To check the location of output file created:

ls -l data/univarOut.mtx

3. Run a Script on Spark

SystemDS can be executed on Spark using the main executable JAR. The location of this JAR differs depending on whether you installed SystemDS from:

3.1 Running with a Release Installation

If you installed SystemDS from a release archive, locate the runnable JAR in the release root directory. It is typically named like systemds-<version>.jar.

Example:

ls -1 "$SYSTEMDS_ROOT"/*.jar

Run:

spark-submit "$SYSTEMDS_ROOT/systemds-<version>.jar" -f hello.dml

3.2 Running with a Source-build Installation

If you cloned the SystemDS repository and built it yourself, you must first run Maven to generate the executable JAR.

mvn -P distribution package

This creates several JAR files in target/:

Example output:

target/systemds-3.3.0-shaded.jar
target/systemds-3.3.0.jar
target/systemds-3.3.0-unshaded.jar
target/systemds-3.3.0-extra.jar
target/SystemDS.jar            <-- main runnable JAR
target/systemds-3.3.0-ropt.jar
target/systemds-3.3.0-javadoc.jar

Run:

spark-submit target/SystemDS.jar -f hello.dml

4. Run a Script in Federated Mode

Federated mode allows SystemDS to execute operations on data located on remote or distributed workers. Federated execution requires:

  1. One or more federated workers
  2. A driver program (DML or Python) that sends operations to those workers.

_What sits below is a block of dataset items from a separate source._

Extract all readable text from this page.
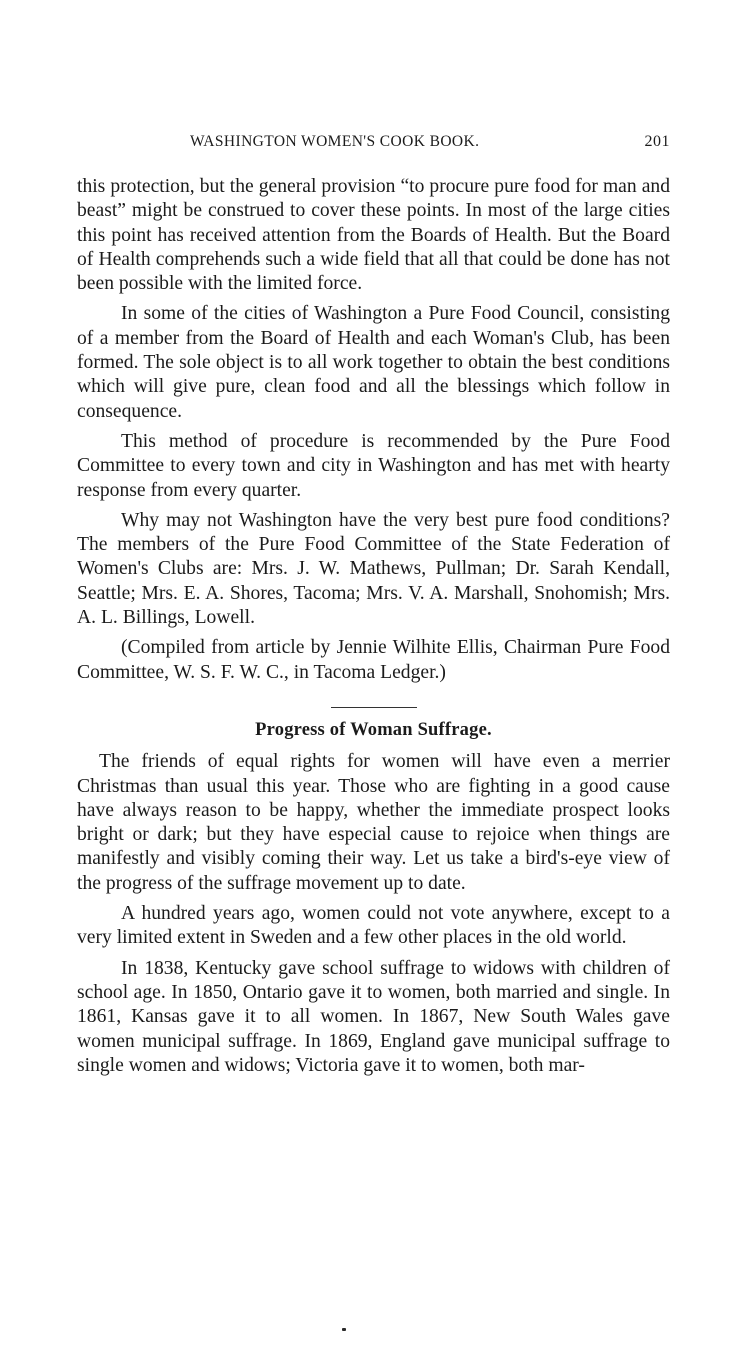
WASHINGTON WOMEN'S COOK BOOK.	201

this protection, but the general provision “to procure pure food for man and beast” might be construed to cover these points. In most of the large cities this point has received attention from the Boards of Health. But the Board of Health comprehends such a wide field that all that could be done has not been possible with the limited force.

In some of the cities of Washington a Pure Food Council, consisting of a member from the Board of Health and each Woman's Club, has been formed. The sole object is to all work together to obtain the best conditions which will give pure, clean food and all the blessings which follow in consequence.

This method of procedure is recommended by the Pure Food Committee to every town and city in Washington and has met with hearty response from every quarter.

Why may not Washington have the very best pure food conditions? The members of the Pure Food Committee of the State Federation of Women's Clubs are: Mrs. J. W. Mathews, Pullman; Dr. Sarah Kendall, Seattle; Mrs. E. A. Shores, Tacoma; Mrs. V. A. Marshall, Snohomish; Mrs. A. L. Billings, Lowell.

(Compiled from article by Jennie Wilhite Ellis, Chairman Pure Food Committee, W. S. F. W. C., in Tacoma Ledger.)

Progress of Woman Suffrage.

The friends of equal rights for women will have even a merrier Christmas than usual this year. Those who are fighting in a good cause have always reason to be happy, whether the immediate prospect looks bright or dark; but they have especial cause to rejoice when things are manifestly and visibly coming their way. Let us take a bird's-eye view of the progress of the suffrage movement up to date.

A hundred years ago, women could not vote anywhere, except to a very limited extent in Sweden and a few other places in the old world.

In 1838, Kentucky gave school suffrage to widows with children of school age. In 1850, Ontario gave it to women, both married and single. In 1861, Kansas gave it to all women. In 1867, New South Wales gave women municipal suffrage. In 1869, England gave municipal suffrage to single women and widows; Victoria gave it to women, both mar-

Note: The SystemDS documentation provides federated execution examples primarily via the Python API. This Quickstart demonstrates only how to start a federated worker, and refers users to the official Federated Environment guide for complete end-to-end examples.

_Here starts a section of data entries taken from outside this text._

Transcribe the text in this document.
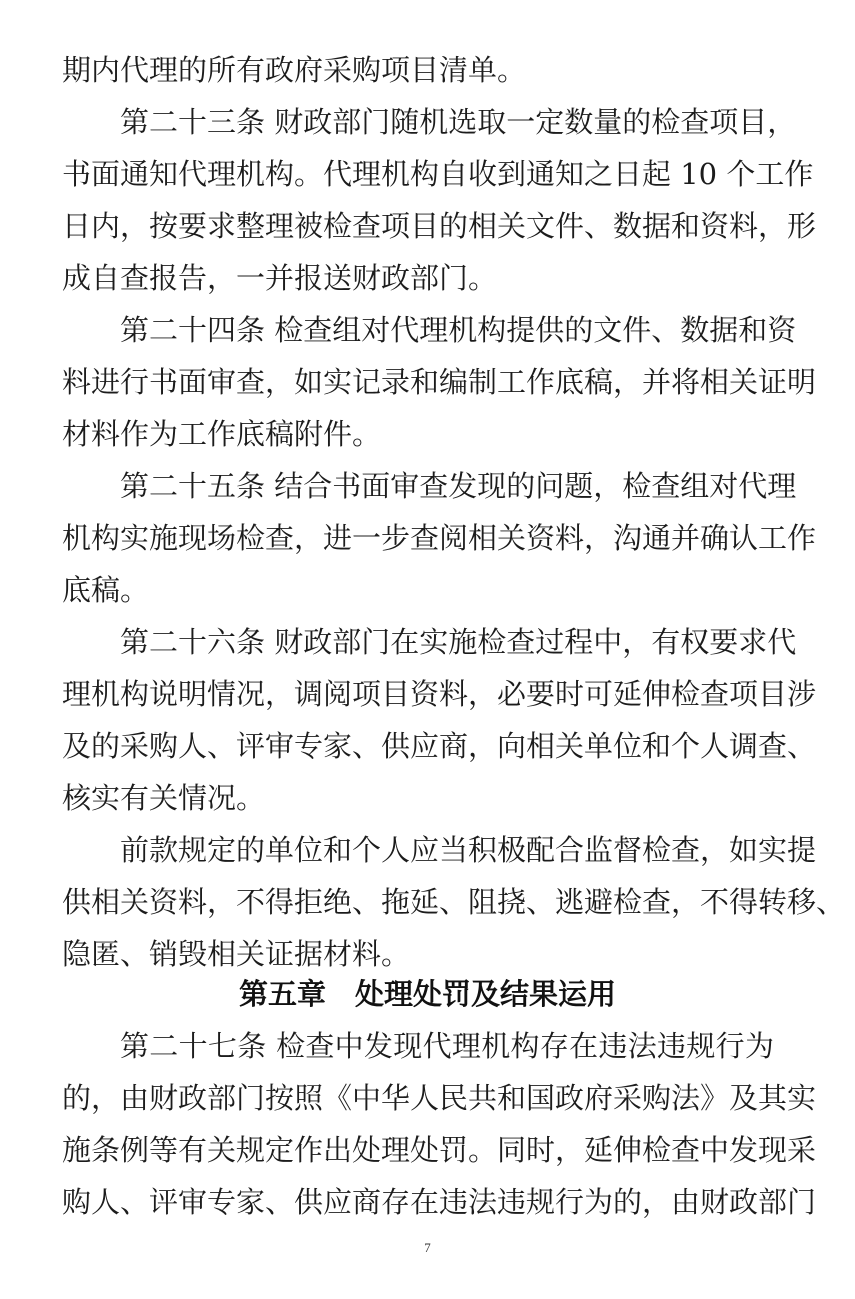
期内代理的所有政府采购项目清单。
第二十三条 财政部门随机选取一定数量的检查项目，
书面通知代理机构。代理机构自收到通知之日起 10 个工作
日内，按要求整理被检查项目的相关文件、数据和资料，形
成自查报告，一并报送财政部门。
第二十四条 检查组对代理机构提供的文件、数据和资
料进行书面审查，如实记录和编制工作底稿，并将相关证明
材料作为工作底稿附件。
第二十五条 结合书面审查发现的问题，检查组对代理
机构实施现场检查，进一步查阅相关资料，沟通并确认工作
底稿。
第二十六条 财政部门在实施检查过程中，有权要求代
理机构说明情况，调阅项目资料，必要时可延伸检查项目涉
及的采购人、评审专家、供应商，向相关单位和个人调查、
核实有关情况。
前款规定的单位和个人应当积极配合监督检查，如实提
供相关资料，不得拒绝、拖延、阻挠、逃避检查，不得转移、
隐匿、销毁相关证据材料。
第五章　处理处罚及结果运用
第二十七条 检查中发现代理机构存在违法违规行为
的，由财政部门按照《中华人民共和国政府采购法》及其实
施条例等有关规定作出处理处罚。同时，延伸检查中发现采
购人、评审专家、供应商存在违法违规行为的，由财政部门
7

4.1 Start a Federated Worker

Run in a separate terminal:

systemds WORKER 8001

This starts a worker on port 8001.

4.2 Next Steps and Full Examples

For complete, runnable examples of federated execution (including data files, metadata, and Python code), see the official Federated Environment guide

Using Intel MKL Native Instructions

To use the MKL acceleration download and install the latest supported MKL library (<=2019.5) from 1, set the environment variables with the MKL-provided script . /opt/intel/bin/compilervars.sh intel64 (note the dot and the default install location) and set the option sysds.native.blas in SystemDS-config.xml to mkl.